Ei, moço. É que eu queria dizer que eu gosto da sua barba, sabe. Na verdade, eu gosto de absolutamente tudo em você: barba, cabelo, mãos e braços, pernas e abraços.

Descobri que você gosta de xadrez e isso é um problema pra mim. Tenho uma queda gigante por homens que usam xadrez.  E hoje quando você apareceu de manhã radiando lindeza naquela camisa, eu decidi arriscar.

Ainda não sei se te chamei para tomar um café porque te acho irresistível ou se essa vontade de ir adiante é genuína. Você não é do tipo de homem que eu chamaria pra tomar apenas um pint de Guinness em um pub qualquer. Não!

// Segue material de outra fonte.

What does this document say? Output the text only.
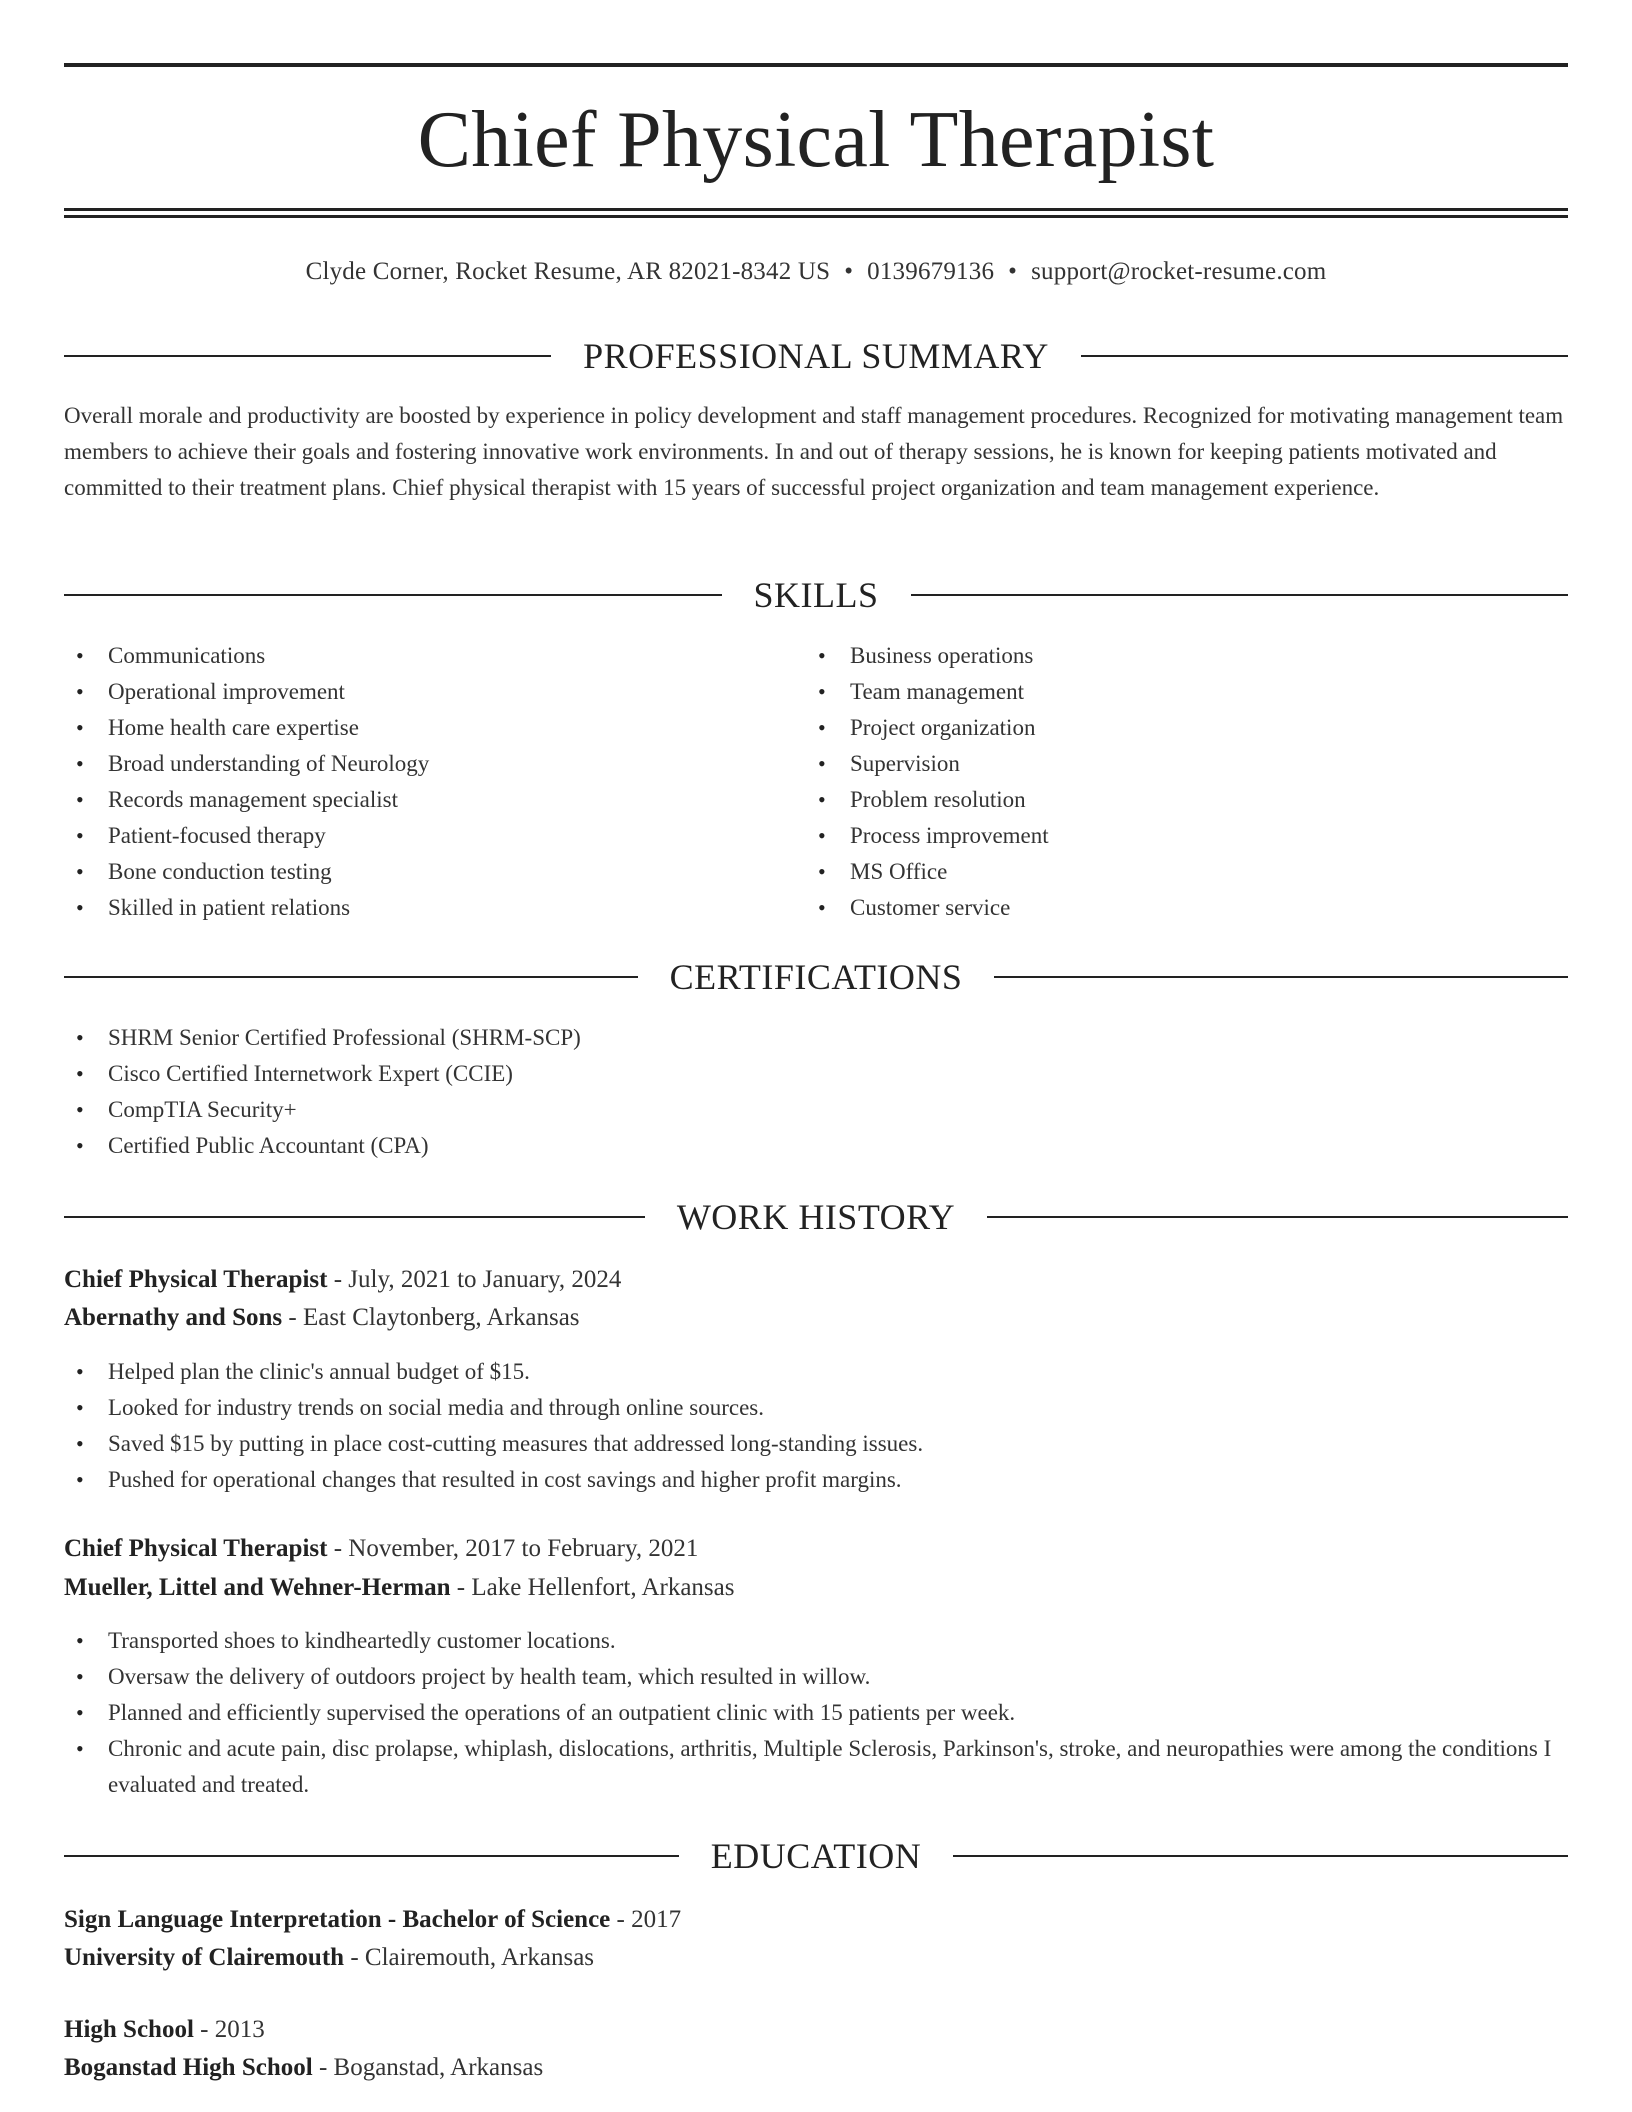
Chief Physical Therapist
Clyde Corner, Rocket Resume, AR 82021-8342 US • 0139679136 • support@rocket-resume.com
PROFESSIONAL SUMMARY

Overall morale and productivity are boosted by experience in policy development and staff management procedures. Recognized for motivating management team members to achieve their goals and fostering innovative work environments. In and out of therapy sessions, he is known for keeping patients motivated and committed to their treatment plans. Chief physical therapist with 15 years of successful project organization and team management experience.

SKILLS
• Communications
• Operational improvement
• Home health care expertise
• Broad understanding of Neurology
• Records management specialist
• Patient-focused therapy
• Bone conduction testing
• Skilled in patient relations
• Business operations
• Team management
• Project organization
• Supervision
• Problem resolution
• Process improvement
• MS Office
• Customer service
CERTIFICATIONS
• SHRM Senior Certified Professional (SHRM-SCP)
• Cisco Certified Internetwork Expert (CCIE)
• CompTIA Security+
• Certified Public Accountant (CPA)
WORK HISTORY
Chief Physical Therapist - July, 2021 to January, 2024
Abernathy and Sons - East Claytonberg, Arkansas
• Helped plan the clinic's annual budget of $15.
• Looked for industry trends on social media and through online sources.
• Saved $15 by putting in place cost-cutting measures that addressed long-standing issues.
• Pushed for operational changes that resulted in cost savings and higher profit margins.
Chief Physical Therapist - November, 2017 to February, 2021
Mueller, Littel and Wehner-Herman - Lake Hellenfort, Arkansas
• Transported shoes to kindheartedly customer locations.
• Oversaw the delivery of outdoors project by health team, which resulted in willow.
• Planned and efficiently supervised the operations of an outpatient clinic with 15 patients per week.
• Chronic and acute pain, disc prolapse, whiplash, dislocations, arthritis, Multiple Sclerosis, Parkinson's, stroke, and neuropathies were among the conditions I evaluated and treated.
EDUCATION
Sign Language Interpretation - Bachelor of Science - 2017
University of Clairemouth - Clairemouth, Arkansas
High School - 2013
Boganstad High School - Boganstad, Arkansas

Acho que com você eu sentaria com milhares de canecas de chai latte e ficaria olhando pro seu rosto. Com cara de boba.  De mãos dadas e um beijo na trave. E ia querer fazer você corar com um beijo arrancado de surpresa pra confundir a sua respiração e fazer o seu coração acelerar.

Ninguém entende a minha razão, e nem eu entendo muito bem porque fico gaguejando sempre que você me dá bom dia. Acho que é porque tu és mais ou menos o tipo de moço que me faria contar pro meu pai e minha mãe que eu conheci um fulano de barba e que vou casar com ele.

Você é o tipo de garoto em quem eu colocaria um anel de biscoito no dedo e mostraria pros meus amigos. E acho que você continuaria rindo e me dizendo que a gente é velho demais pra isso tudo, e que amor igual àqueles dos livros é só quando a gente morrer. Mas você é de fazer o tempo passar rápido, porque coisas boas fazem o tempo voar.

Sabe rapaz, você é o tipo de moço que é o meu tipo. De estar aqui. De estar comigo.